Academic Presentations

Spring Annual Research Conference (SpARC), April 2026

Abstract for Peter Paul Rubens and Fatness: Aesthetic, Language, and Fetish (Part Two Here)

Peter Paul Rubens was known for diplomatic presence and allegorical oil paintings in the 17th century, but his love of full-figured women created a legacy he never intended. Through historical, cultural, and visual context, this presentation argues that despite Rubens’s adoration for fat women within his work, the long-term impact of his representation has held back the ability for fat bodies to be discussed in contemporary portraiture. The term “rubenesque” describes the “rounded and alluringly plump” women in Rubens’s paintings. Examples of scholarship using the term “rubenesque” for contemporary portrait artists underscore how the term works to reduce body types to an artistic aesthetic instead of promoting body inclusivity.

One way to move forward linguistically is to describe fatness using the feminist fat theory of body neutrality instead of maintaining Rubens as the standard source of nomenclature. Body neutrality is a response to the body positivity movement, arguing that the value in a body should not be based solely on aesthetics; rather, a neutral view frames the body objectively versus socially and culturally. Objective visual description is a core part of writing about art; however, social influences hinder writers from truly being objective. The negative social associations with the word “fat” has made many art historians defer to terminology that perpetuates fetishized and reductive language like rubenesque. This lens applies to other areas of portraiture beyond fatness, including disability, gender, and race.
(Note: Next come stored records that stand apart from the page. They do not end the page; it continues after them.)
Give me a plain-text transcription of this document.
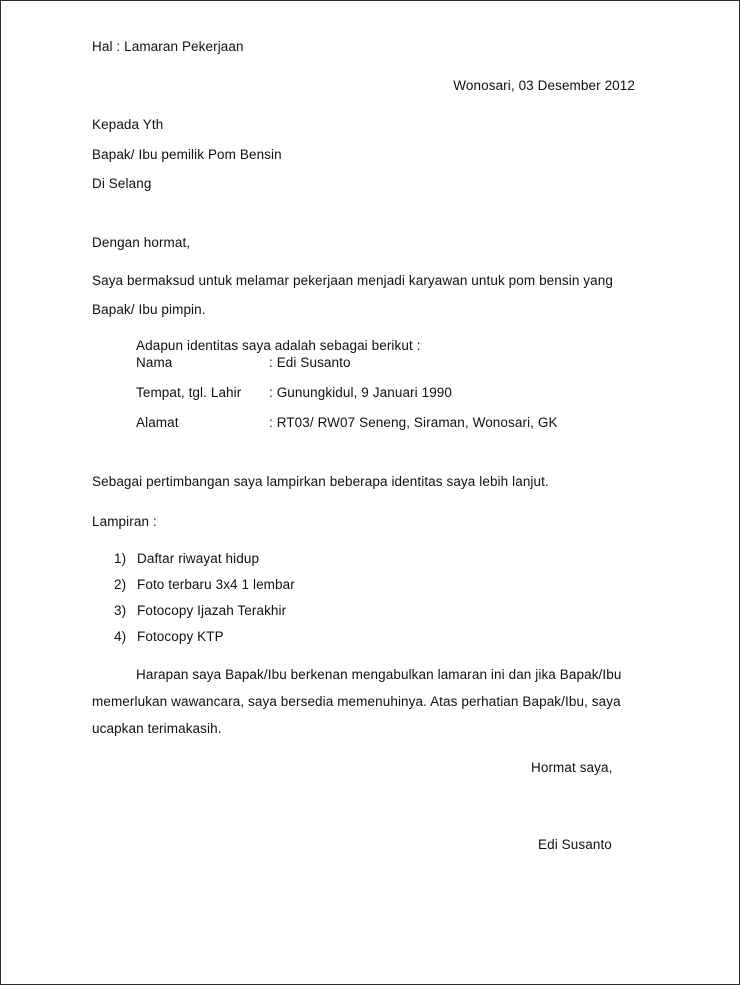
Hal : Lamaran Pekerjaan
Wonosari, 03 Desember 2012
Kepada Yth
Bapak/ Ibu pemilik Pom Bensin
Di Selang
Dengan hormat,
Saya bermaksud untuk melamar pekerjaan menjadi karyawan untuk pom bensin yang
Bapak/ Ibu pimpin.
Adapun identitas saya adalah sebagai berikut :
Nama	: Edi Susanto
Tempat, tgl. Lahir : Gunungkidul, 9 Januari 1990
Alamat	: RT03/ RW07 Seneng, Siraman, Wonosari, GK
Sebagai pertimbangan saya lampirkan beberapa identitas saya lebih lanjut.
Lampiran :
1) Daftar riwayat hidup
2) Foto terbaru 3x4 1 lembar
3) Fotocopy Ijazah Terakhir
4) Fotocopy KTP
Harapan saya Bapak/Ibu berkenan mengabulkan lamaran ini dan jika Bapak/Ibu
memerlukan wawancara, saya bersedia memenuhinya. Atas perhatian Bapak/Ibu, saya
ucapkan terimakasih.
Hormat saya,
Edi Susanto
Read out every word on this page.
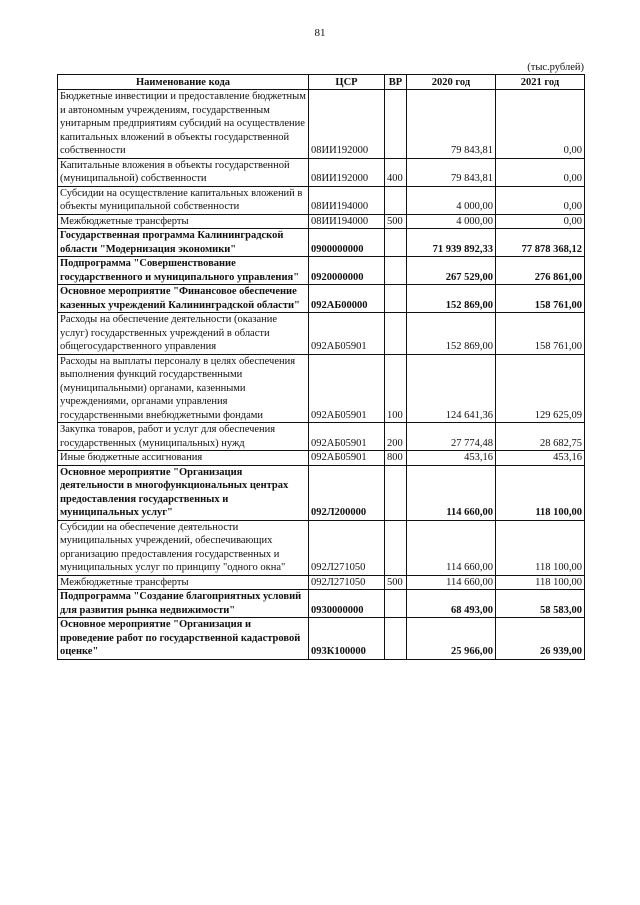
81
(тыс.рублей)
Наименование кода	ЦСР	ВР	2020 год	2021 год
Бюджетные инвестиции и предоставление бюджетным и автономным учреждениям, государственным унитарным предприятиям субсидий на осуществление капитальных вложений в объекты государственной собственности	08ИИ192000		79 843,81	0,00
Капитальные вложения в объекты государственной (муниципальной) собственности	08ИИ192000	400	79 843,81	0,00
Субсидии на осуществление капитальных вложений в объекты муниципальной собственности	08ИИ194000		4 000,00	0,00
Межбюджетные трансферты	08ИИ194000	500	4 000,00	0,00
Государственная программа Калининградской области "Модернизация экономики"	0900000000		71 939 892,33	77 878 368,12
Подпрограмма "Совершенствование государственного и муниципального управления"	0920000000		267 529,00	276 861,00
Основное мероприятие "Финансовое обеспечение казенных учреждений Калининградской области"	092АБ00000		152 869,00	158 761,00
Расходы на обеспечение деятельности (оказание услуг) государственных учреждений в области общегосударственного управления	092АБ05901		152 869,00	158 761,00
Расходы на выплаты персоналу в целях обеспечения выполнения функций государственными (муниципальными) органами, казенными учреждениями, органами управления государственными внебюджетными фондами	092АБ05901	100	124 641,36	129 625,09
Закупка товаров, работ и услуг для обеспечения государственных (муниципальных) нужд	092АБ05901	200	27 774,48	28 682,75
Иные бюджетные ассигнования	092АБ05901	800	453,16	453,16
Основное мероприятие "Организация деятельности в многофункциональных центрах предоставления государственных и муниципальных услуг"	092Л200000		114 660,00	118 100,00
Субсидии на обеспечение деятельности муниципальных учреждений, обеспечивающих организацию предоставления государственных и муниципальных услуг по принципу "одного окна"	092Л271050		114 660,00	118 100,00
Межбюджетные трансферты	092Л271050	500	114 660,00	118 100,00
Подпрограмма "Создание благоприятных условий для развития рынка недвижимости"	0930000000		68 493,00	58 583,00
Основное мероприятие "Организация и проведение работ по государственной кадастровой оценке"	093К100000		25 966,00	26 939,00
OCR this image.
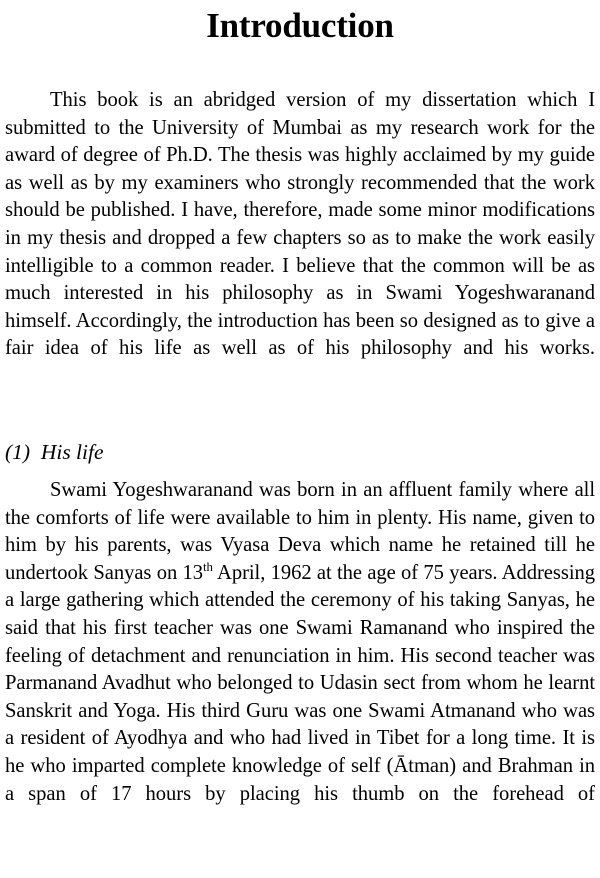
Introduction

This book is an abridged version of my dissertation which I submitted to the University of Mumbai as my research work for the award of degree of Ph.D. The thesis was highly acclaimed by my guide as well as by my examiners who strongly recommended that the work should be published. I have, therefore, made some minor modifications in my thesis and dropped a few chapters so as to make the work easily intelligible to a common reader. I believe that the common will be as much interested in his philosophy as in Swami Yogeshwaranand himself. Accordingly, the introduction has been so designed as to give a fair idea of his life as well as of his philosophy and his works.

(1)  His life

Swami Yogeshwaranand was born in an affluent family where all the comforts of life were available to him in plenty. His name, given to him by his parents, was Vyasa Deva which name he retained till he undertook Sanyas on 13th April, 1962 at the age of 75 years. Addressing a large gathering which attended the ceremony of his taking Sanyas, he said that his first teacher was one Swami Ramanand who inspired the feeling of detachment and renunciation in him. His second teacher was Parmanand Avadhut who belonged to Udasin sect from whom he learnt Sanskrit and Yoga. His third Guru was one Swami Atmanand who was a resident of Ayodhya and who had lived in Tibet for a long time. It is he who imparted complete knowledge of self (Ātman) and Brahman in a span of 17 hours by placing his thumb on the forehead of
Body neutrality carves a path to the future of visual description across the field of art history. 

Spring Annual Research Conference (SpARC), April 2024

Abstract for Graphic Recording at Agnes Scott (watch Q&A here)

Through reviewing the student group, Scottie Scribes’s, involvement at the Women’s Global Leadership Conference with Graphic Recording along with their mentor, Matt Sullivan, this presentation offers reasons to implement graphic recording as a more wide spread practice at Agnes Scott College events. Driven by audience engagement, visual language, and archival purposes, the Scottie Scribes are able to continue Matt’s practices at Agnes in a way that serves the larger Agnes Scott Community.